In summary, although evidence of an association between coconut consumption and risk factors for heart disease is mostly of very poor quality, it suggests that coconut oil, when compared with cis unsaturated plant oils, raises total cholesterol, HDL-C, and LDL-C, although not as much as butter does. The impact of coconut oil consumption on the ratio of total cholesterol to HDL-C was often not reported. No convincing evidence that consumption of coconut oil, as opposed to consumption of unsaturated oils, led to improved lipid profiles and a decreased risk of CVD was discovered during the literature search. Overall, the weight of the evidence to date suggests that replacing coconut oil with cis unsaturated fats would reduce CVD risk. Therefore, this review does not support popular claims purporting that coconut oil is a healthy oil in terms of reducing the risk of CVD. There was no evidence that coconut oil acted consistently different from other saturated fats in terms of its effects on blood lipids and lipoproteins.
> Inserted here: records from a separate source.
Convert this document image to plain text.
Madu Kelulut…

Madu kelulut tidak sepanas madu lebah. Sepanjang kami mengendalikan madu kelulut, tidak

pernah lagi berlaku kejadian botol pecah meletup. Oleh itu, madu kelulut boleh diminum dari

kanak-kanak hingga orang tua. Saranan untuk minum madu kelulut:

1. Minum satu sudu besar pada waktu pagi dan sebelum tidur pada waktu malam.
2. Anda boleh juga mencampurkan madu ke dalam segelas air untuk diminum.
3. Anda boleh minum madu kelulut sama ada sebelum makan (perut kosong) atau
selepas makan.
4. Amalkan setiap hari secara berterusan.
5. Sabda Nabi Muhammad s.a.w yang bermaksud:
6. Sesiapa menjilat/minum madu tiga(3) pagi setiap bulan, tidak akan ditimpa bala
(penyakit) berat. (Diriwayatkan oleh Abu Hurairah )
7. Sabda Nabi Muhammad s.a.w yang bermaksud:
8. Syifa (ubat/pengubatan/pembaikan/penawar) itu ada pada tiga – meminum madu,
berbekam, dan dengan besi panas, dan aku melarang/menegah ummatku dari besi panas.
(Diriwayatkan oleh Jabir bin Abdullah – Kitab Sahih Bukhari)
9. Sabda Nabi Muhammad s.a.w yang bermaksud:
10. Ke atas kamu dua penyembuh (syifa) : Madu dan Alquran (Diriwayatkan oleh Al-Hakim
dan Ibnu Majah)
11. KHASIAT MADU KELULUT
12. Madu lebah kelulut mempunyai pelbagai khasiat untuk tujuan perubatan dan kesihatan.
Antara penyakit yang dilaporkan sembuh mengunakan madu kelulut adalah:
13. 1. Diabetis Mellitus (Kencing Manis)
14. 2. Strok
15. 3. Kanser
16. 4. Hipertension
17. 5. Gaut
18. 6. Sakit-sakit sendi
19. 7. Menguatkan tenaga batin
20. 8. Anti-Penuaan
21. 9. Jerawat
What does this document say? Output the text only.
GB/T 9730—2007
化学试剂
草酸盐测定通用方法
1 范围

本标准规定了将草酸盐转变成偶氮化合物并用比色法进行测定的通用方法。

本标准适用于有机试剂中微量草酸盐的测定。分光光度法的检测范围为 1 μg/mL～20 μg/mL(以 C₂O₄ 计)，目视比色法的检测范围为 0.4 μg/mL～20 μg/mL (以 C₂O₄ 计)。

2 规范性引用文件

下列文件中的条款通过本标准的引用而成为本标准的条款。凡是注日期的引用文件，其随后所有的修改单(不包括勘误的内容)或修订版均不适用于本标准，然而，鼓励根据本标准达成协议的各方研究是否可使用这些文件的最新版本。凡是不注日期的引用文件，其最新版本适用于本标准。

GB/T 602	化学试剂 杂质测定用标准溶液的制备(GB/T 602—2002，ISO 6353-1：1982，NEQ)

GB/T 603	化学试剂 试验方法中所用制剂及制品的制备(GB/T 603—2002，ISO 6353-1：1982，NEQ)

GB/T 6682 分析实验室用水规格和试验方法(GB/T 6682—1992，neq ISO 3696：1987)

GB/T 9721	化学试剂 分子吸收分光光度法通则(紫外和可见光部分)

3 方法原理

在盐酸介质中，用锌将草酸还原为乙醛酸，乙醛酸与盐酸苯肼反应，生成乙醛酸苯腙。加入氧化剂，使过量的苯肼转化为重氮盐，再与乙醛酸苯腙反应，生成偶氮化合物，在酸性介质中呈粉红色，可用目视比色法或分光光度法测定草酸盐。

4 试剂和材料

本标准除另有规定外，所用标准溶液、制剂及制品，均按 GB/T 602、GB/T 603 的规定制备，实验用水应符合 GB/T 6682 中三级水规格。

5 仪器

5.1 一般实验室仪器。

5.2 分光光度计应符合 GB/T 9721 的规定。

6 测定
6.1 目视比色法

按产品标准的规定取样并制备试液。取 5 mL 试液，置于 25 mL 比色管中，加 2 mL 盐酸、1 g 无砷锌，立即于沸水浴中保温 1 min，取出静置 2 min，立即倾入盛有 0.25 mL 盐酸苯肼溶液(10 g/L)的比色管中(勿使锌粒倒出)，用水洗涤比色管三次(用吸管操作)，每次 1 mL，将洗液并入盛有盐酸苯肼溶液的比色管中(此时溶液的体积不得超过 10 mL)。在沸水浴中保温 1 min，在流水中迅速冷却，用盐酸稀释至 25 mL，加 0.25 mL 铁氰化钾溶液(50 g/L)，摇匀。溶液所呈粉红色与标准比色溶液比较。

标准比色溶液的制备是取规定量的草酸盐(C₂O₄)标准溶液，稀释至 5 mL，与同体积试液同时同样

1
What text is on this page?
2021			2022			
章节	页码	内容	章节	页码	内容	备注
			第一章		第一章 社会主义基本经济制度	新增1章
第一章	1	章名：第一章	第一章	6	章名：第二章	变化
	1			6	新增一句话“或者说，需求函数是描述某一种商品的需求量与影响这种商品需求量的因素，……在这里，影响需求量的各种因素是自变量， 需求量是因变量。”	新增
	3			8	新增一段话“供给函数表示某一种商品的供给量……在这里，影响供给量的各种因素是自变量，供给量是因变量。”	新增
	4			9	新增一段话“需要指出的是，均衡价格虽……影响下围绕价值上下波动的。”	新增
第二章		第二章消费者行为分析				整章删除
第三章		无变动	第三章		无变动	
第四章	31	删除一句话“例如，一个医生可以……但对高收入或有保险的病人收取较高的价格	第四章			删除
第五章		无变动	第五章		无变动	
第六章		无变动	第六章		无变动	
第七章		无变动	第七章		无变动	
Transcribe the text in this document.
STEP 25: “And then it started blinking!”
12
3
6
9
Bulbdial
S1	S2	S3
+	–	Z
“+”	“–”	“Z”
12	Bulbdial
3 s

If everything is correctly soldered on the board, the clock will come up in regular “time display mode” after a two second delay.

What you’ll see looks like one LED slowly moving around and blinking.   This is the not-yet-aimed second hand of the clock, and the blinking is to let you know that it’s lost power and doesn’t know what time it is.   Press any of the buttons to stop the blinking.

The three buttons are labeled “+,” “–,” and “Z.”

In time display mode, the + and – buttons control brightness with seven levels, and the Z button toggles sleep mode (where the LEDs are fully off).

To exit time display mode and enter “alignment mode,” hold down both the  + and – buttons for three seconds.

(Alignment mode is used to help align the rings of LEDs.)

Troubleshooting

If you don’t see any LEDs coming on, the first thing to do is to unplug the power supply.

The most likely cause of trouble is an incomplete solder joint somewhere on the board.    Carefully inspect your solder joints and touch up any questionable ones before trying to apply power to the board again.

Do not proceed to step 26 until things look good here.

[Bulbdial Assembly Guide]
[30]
Given the limited number of intervention studies in this area, along with the methodological flaws evident in existing studies, further well-designed randomized trials that include appropriate controls, are adequately powered, and examine a range of CVD risk factors are required.

Acknowledgments

Funding. Funding for this review was provided by the National Heart Foundation of New Zealand (NHFNZ). Nutritionists from the NHFNZ assisted with both the initial literature review and the production of an internal report for their website but played no role in the writing of this paper.

Declaration of interest. The authors have no relevant interests to declare.